Una de aquéllas tardes que pasábamos en El Plantío escuchando embelesados a Moisés el Ermitaño, este nos dijo: "Sin embargo, la montaña sagrada por antonomasia de los contornos era el alto de Caravedo, en las proximidades de Candanedo, a donde acudían desde el valle del Porma, del de Curueño y de la collada de La Mata de la Riva a dar culto a Candamio, dios por excelencia de la guerra y de las batallas. Caravedo era asimismo el refugio y escondite de todos los "Reñuberos" de la zona, unos espíritus malvados que, mientras las "Xanas" daban de beber a las nubes aguas de las fuentes y de los pozos del río que ellas cuidaban, aquéllos bajaban del monte y las cargaban con truenos, relámpagos, granizo y centellas".

Era así como, poco a poco, nuestras mentes infantiles, gracias a los relatos de aquél hombre, iban entrando en contacto con un pasado oscuro y descubriendo los secretos que, aunque presentes en la memoria colectiva del pueblo nadie sino Moisés el Ermitaño sabía traducir a palabras.
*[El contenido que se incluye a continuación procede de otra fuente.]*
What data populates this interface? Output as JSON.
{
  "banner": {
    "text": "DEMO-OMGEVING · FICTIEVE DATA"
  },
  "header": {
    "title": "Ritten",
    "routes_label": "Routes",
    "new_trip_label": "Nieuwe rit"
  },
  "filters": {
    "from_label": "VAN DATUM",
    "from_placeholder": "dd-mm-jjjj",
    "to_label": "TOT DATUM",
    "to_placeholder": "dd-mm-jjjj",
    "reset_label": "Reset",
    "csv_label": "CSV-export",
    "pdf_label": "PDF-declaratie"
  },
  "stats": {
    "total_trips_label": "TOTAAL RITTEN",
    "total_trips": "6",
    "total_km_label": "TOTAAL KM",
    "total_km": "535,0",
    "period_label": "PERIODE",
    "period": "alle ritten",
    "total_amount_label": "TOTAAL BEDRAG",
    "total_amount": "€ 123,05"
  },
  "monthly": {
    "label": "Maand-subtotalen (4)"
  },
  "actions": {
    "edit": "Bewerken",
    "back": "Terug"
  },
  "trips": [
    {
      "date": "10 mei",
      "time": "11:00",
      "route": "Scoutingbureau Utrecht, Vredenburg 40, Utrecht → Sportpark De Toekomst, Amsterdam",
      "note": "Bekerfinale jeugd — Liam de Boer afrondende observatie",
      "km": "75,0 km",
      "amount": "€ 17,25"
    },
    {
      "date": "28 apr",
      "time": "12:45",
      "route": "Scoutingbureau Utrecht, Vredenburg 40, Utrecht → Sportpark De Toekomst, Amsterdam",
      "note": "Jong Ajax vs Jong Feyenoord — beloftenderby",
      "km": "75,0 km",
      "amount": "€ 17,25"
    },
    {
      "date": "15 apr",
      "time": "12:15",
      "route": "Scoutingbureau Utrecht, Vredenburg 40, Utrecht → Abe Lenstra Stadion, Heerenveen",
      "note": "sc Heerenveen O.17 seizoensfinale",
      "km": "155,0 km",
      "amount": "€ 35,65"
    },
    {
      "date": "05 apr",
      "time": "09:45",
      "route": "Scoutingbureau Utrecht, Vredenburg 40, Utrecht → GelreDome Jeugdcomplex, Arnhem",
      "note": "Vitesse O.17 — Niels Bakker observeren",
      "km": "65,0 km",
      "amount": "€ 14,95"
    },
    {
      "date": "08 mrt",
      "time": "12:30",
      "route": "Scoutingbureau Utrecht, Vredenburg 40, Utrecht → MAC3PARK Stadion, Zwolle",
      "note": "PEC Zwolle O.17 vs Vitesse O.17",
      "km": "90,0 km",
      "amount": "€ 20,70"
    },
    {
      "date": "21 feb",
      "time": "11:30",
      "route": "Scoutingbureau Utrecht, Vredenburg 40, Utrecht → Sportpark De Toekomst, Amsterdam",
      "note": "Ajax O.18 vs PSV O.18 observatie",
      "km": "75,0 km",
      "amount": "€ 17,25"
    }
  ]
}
Más arriba y en las cumbres de las peñas que escoltan al río Curueño en su descenso del puerto de Vegarada, los antepasados de la zona veneraban al Dios Coronus, una divinidad astral y guerrera a la que ofrecían en sacrificio sus mejores caballos, pequeños y vigorosos, imprescindibles para recorrer las pendientes laderas de sus abruptas montañas. Los caballos -nos contaba Moisés el Ermitaño- por su valor, eran para ellos animales sagrados y, tras sacrificarlos en honor al dios Coronus, bebían su sangre para que les transmitiera sus virtudes más características, como la resistencia, la dureza, la velocidad y el arrojo. En cuanto a la Cueva de la Abadesa, cobijo de Moisés el Ermitaño, estaba dedicada a la Gran Madre o diosa de la tierra, a cuya matriz fecunda y generosa acudían los habitantes de Cuiciello para hacerle ofrendas de asemillas y granos a cambio de su favor a la hora de la siembra y de la cosecha. La cueva, al igual que las de las montañas vecinas, había sido no solamente lugar de culto, por su mayor proximidad a las entrañas de la tierra, sino también habitación, granero y lugar de enterramiento en los tiempos prehistóricos.

Como resumen de todos aquellos lugares de culto, muestra de la religiosidad de sus usuarios, Moisés el Ermitaño sacaba las siguientes conclusiones de sus doctas explicaciones: "Aquellos primitivos, cuya precaria subsistencia tanto pendía de la cólera de sus enemigos levantados en armas, como del capricho de unas nubes que lo mismo negaban la lluvia en tiempo oportuno que, inoportunamente, abrían sus compuertas para anegarlo todo, se habían fabricado un Olimpo de dioses cada cual con su especialidad".

Con el correr el tiempo y llegado el cristianismo a la región, el valle de Cuiciello pasaría a ser asiento de anacoretas llegados desde las tierras bajas y visigóticas del sur, dispuestos a bautizar los ritos del pasado y a sustituir los viejos dioses guerreros, genios, ninfas, chanas y fuerzas ocultas de la naturaleza por el culto a los santos de la Iglesia Católica.